Descartes was born in 1596, in a town which was called La Haye at the time, but has since been renamed Descartes ('I think, therefore I've found myself a nice little cottage round the corner from the post office'?). His family were vaguely aristocratic, and rich enough for him to spend most of his life living off his inheritance. His mum died when he was three, so his grandmother raised him till he was ten, when he was packed off to study at a Jesuit-run school. He was a sickly kid, so he was given the privilege of being allowed a lie-in every morning, and he used these mornings in bed to, er, 'meditate'. He kept up the habit for most of the rest of his life.

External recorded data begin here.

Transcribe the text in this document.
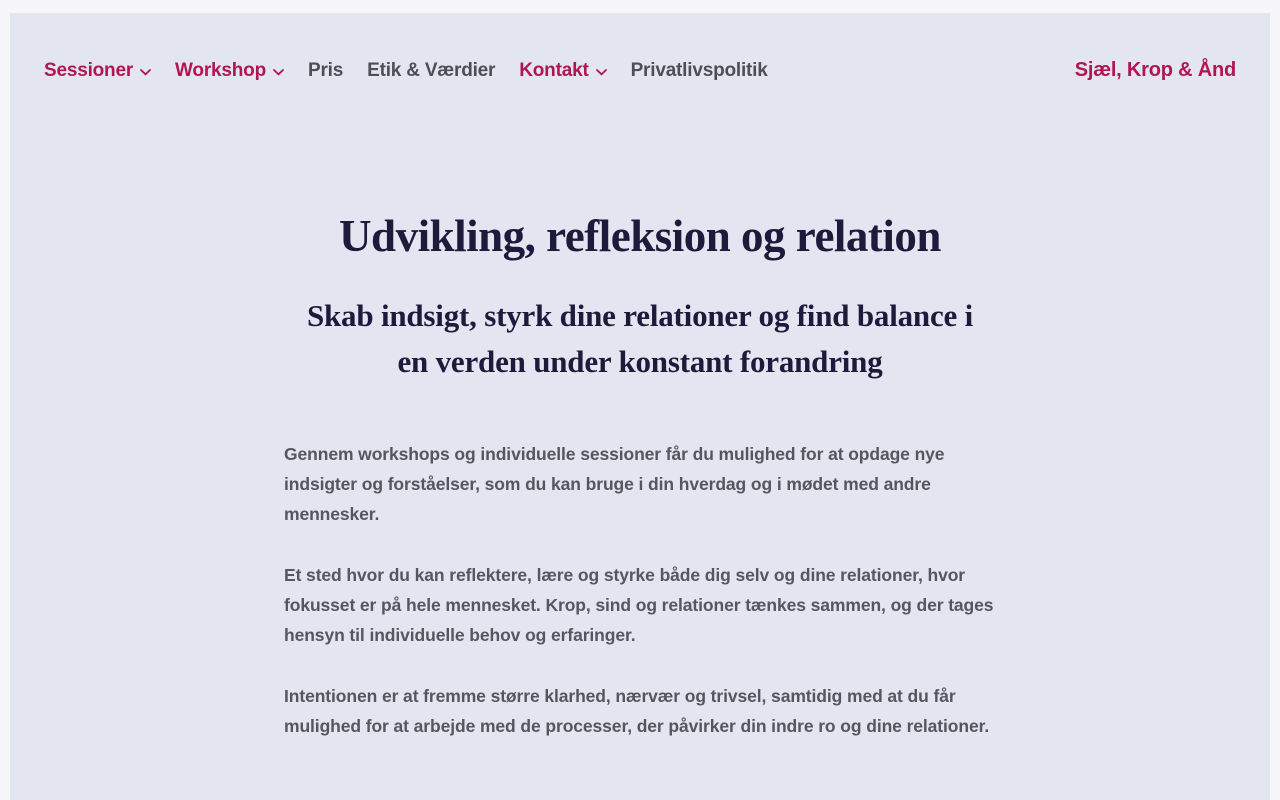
Sessioner Workshop Pris Etik & Værdier Kontakt Privatlivspolitik	Sjæl, Krop & Ånd
Udvikling, refleksion og relation
Skab indsigt, styrk dine relationer og find balance i en verden under konstant forandring

Gennem workshops og individuelle sessioner får du mulighed for at opdage nye indsigter og forståelser, som du kan bruge i din hverdag og i mødet med andre mennesker.

Et sted hvor du kan reflektere, lære og styrke både dig selv og dine relationer, hvor fokusset er på hele mennesket. Krop, sind og relationer tænkes sammen, og der tages hensyn til individuelle behov og erfaringer.

Intentionen er at fremme større klarhed, nærvær og trivsel, samtidig med at du får mulighed for at arbejde med de processer, der påvirker din indre ro og dine relationer.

After leaving school, he went and got a law degree in Poitiers, and wrote a Treatise on Fencing before setting off to travel round Europe because he wanted to study at the school of life instead of just reading books. Whilst in the Netherlands, he joined the army, and though he never actually got to see any action, he did have a mystical experience in a sauna on the Danube: three dreams which he interpreted as a message telling him to come up with a theory of everything. Afterwards, he went back to France and sold his family estate so he could set up as a full time philosopher, then off for some more travelling round Italy, before he settled in Paris for a couple of years. While there, he gave a speech which so impressed one of the cardinals listening to him talk that afterwards they cornered him and made him promise to dedicate his whole life to philosophy 'for the benefit of humanity'.

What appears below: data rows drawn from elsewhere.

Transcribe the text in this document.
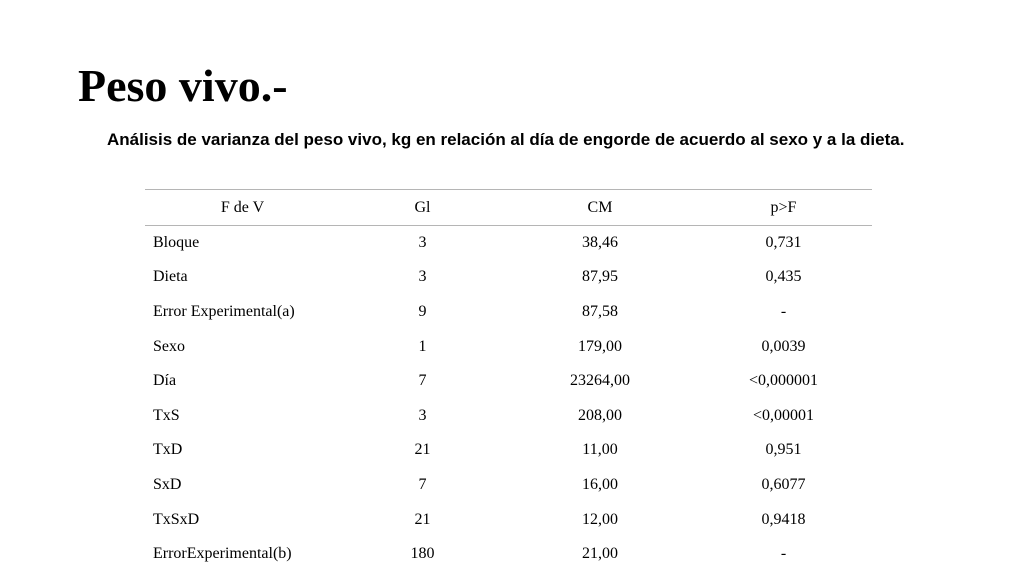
Peso vivo.-
Análisis de varianza del peso vivo, kg en relación al día de engorde de acuerdo al sexo y a la dieta.
F de V	Gl	CM	p>F
Bloque	3	38,46	0,731
Dieta	3	87,95	0,435
Error Experimental(a)	9	87,58	-
Sexo	1	179,00	0,0039
Día	7	23264,00	<0,000001
TxS	3	208,00	<0,00001
TxD	21	11,00	0,951
SxD	7	16,00	0,6077
TxSxD	21	12,00	0,9418
ErrorExperimental(b)	180	21,00	-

Next, Descartes moved to Holland, where he moved around a lot, trying to get away from people and be alone, though he kept getting embroiled in philosophical controversies with other people. In the early 1630s, he moved to a slaughterhouse district so he could learn about physiology. In 1629, a friend asked him to write something about the scientific phenomenon of parhelia (rings around the sun), so he wrote a scientific treatise, only to chicken out of publishing it when he found out how much trouble Galileo had recently gotten himself into for suggesting that the earth wasn't the centre of the universe. Around the same time, he knocked up a girl called Hélène, a servant in a house he'd stayed in, and she gave birth to an illegitimate daughter, Francine, who died aged five.

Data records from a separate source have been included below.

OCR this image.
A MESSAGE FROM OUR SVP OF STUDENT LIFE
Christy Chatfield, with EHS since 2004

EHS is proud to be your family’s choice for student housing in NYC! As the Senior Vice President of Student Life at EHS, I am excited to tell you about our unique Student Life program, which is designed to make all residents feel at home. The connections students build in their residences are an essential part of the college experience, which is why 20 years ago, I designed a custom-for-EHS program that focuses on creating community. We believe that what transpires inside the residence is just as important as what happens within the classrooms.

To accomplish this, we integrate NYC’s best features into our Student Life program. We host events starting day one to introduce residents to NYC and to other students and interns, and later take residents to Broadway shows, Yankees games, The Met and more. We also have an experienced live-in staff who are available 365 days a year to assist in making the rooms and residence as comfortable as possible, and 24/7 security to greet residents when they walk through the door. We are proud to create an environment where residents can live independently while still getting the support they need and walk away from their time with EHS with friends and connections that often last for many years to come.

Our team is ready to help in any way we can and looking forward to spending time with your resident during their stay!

After writing various other treatises, Descartes published his most famous work, the Meditations on First Philosophy, which was basically an attempt to work out whether there is anything we can be sure that we really know. It proved to be a bit controversial. A theologian called Gisbertus Voetius (Gisbertus! What a name.) published an anonymous treatise attacking Descartes (I'd be keen on anonymity if I was called Gisbertus), and Descartes cheekily responded with an open letter entitled 'Letter of René Descartes to that Most Distinguished Man, Mr Gisbertus Voetius'.

Descartes' next bit work was The Principles of Philosophy, which was meant to be used as a university textbook. He dedicated it to Princess Elizabeth of Bohemia, who'd been his penpal ever since he wrote the Meditations. At her request, he wrote his last major work, The Passions of the Soul, which was all about the passions (or emotions if you want to be all 21st century about it). But he kept getting himself into arguments with other philosophers and theologians, and eventually, getting a bit fed up with it all, he accepted an invitation from Queen Christina of Sweden to join her court. Christina, evidently either a swot or an insomniac, made Descartes give her regular philosophy lessons at 5am. He eventually died of pneumonia when he was only 53, which just goes to show that early mornings are bad for you.

So, that's Descartes, philosopher extraordinaire. His example has much to teach us: primarily that the route to philosophical genius lies through plentiful lies ins, multiple gap years, and being able to live off your parents' money. So there's hope for as all: all we have to do is to be upper to upper-middle class. Oh. Crap.